Em mensagem enviada ao Congresso Nacional, os ministros da Economia, Paulo Guedes; e da Ciência, Tecnologia e Inovações, Marcos Pontes, explicam que as startups são empresas nascentes ou em operação recente voltadas à aplicação de métodos inovadores a modelo de negócios, produtos ou serviços ofertados.

Segundo eles, são empresas que tendem a operar com bases digitais, com grande potencial econômico, inclusive de atração de investimentos estrangeiros, e predispostas à internacionalização.

O projeto fixa outros requisitos para a empresa ser considerada startup:

  • ter faturamento bruto anual de até R$ 16 milhões no ano-calendário anterior ou de R$ 1,3 milhão multiplicado pelo número de meses de atividade no ano-calendário anterior, quando inferior a um ano;
  • com até seis anos de inscrição no Cadastro Nacional da Pessoa Jurídica (CNPJ);
  • e que atendam a um dos seguintes requisitos, no mínimo: declaração, em seu ato constitutivo ou alterador, de utilização de modelos de negócios inovadores; ou enquadramento no regime especial Inova Simples.

Segundo os ministros, tanto atores do setor público quanto do setor privado poderão se beneficiar, direita ou indiretamente, dos resultados do projeto, caso aprovado pelos parlamentares. Os ministros esclarecem que a proposta não traz impactos orçamentários ou financeiros ao governo.

Investidores anjos

Para incentivar as atividades de inovação e os investimentos, as startups poderão admitir aporte de capital, por pessoa física ou jurídica, que não integrará o capital social da empresa — os chamados “investidores anjos”.

Eles não se tornarão sócios da empresa nem possuirão direito à gerência ou a voto na administração da empresa, mas poderão participar nas deliberações em caráter estritamente consultivo, conforme contrato. O investidor anjo também não responderá por qualquer dívida da empresa, inclusive em recuperação judicial.

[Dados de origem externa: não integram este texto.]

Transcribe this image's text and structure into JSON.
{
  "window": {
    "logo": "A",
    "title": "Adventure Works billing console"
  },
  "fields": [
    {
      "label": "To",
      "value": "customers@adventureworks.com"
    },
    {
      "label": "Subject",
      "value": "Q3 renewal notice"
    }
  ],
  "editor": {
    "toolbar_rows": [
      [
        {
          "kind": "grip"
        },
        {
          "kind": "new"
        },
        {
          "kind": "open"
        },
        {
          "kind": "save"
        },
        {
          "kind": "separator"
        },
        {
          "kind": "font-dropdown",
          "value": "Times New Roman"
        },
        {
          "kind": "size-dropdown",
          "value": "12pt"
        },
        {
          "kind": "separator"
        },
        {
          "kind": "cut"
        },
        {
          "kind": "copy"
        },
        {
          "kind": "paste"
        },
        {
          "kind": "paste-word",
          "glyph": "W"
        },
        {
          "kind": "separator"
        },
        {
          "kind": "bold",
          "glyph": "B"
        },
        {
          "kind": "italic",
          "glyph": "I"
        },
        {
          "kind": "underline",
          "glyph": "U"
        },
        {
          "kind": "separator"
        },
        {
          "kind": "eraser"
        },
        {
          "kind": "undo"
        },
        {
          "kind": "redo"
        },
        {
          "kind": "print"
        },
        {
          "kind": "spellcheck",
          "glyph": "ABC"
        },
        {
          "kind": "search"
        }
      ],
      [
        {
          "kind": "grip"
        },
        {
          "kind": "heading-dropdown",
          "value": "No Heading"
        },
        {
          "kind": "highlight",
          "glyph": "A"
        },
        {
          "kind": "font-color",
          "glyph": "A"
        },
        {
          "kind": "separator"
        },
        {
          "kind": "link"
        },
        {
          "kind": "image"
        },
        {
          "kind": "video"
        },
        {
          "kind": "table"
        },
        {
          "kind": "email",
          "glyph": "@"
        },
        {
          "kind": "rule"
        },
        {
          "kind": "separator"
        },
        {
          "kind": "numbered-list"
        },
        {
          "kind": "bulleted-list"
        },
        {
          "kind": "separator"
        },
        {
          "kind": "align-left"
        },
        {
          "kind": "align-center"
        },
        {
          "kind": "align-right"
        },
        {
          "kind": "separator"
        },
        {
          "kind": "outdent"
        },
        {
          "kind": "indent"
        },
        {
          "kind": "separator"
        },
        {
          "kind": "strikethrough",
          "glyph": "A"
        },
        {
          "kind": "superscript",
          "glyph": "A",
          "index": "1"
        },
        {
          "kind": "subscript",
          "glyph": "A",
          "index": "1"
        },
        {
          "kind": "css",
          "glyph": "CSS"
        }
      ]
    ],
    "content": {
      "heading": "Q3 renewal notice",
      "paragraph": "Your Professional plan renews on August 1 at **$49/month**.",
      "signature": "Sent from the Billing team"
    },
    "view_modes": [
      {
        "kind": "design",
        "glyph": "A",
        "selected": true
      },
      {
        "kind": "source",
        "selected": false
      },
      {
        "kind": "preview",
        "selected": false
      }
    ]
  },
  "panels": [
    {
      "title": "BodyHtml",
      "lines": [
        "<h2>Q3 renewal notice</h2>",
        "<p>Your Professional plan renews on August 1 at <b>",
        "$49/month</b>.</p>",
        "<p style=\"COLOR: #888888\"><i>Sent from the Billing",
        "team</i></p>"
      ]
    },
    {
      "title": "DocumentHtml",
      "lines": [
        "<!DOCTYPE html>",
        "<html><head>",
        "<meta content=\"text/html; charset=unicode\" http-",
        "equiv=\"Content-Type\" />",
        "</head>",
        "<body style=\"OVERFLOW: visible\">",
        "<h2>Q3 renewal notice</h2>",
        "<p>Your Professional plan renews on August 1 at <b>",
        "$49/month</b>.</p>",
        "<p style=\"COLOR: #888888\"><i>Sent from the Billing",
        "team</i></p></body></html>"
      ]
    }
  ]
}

O texto também autoriza as empresas que possuem obrigações legais de investimento em pesquisa, desenvolvimento e inovação a cumprir seus compromissos com aporte de recursos em startups.

Contratações pelo Estado

A proposta autoriza os órgãos e as entidades da administração pública a instituir os chamados programas de ambiente regulatório experimental, com um conjunto de condições especiais simplificadas e temporárias para que as empresas participantes desenvolvam modelos de negócios inovadores e testem técnicas e tecnologias experimentais.

A administração pública poderá contratar pessoas físicas ou jurídicas, isoladamente ou em consórcio, para o teste de soluções inovadoras por elas desenvolvidas ou a ser desenvolvida, com ou sem risco tecnológico, por meio de licitação na modalidade especial.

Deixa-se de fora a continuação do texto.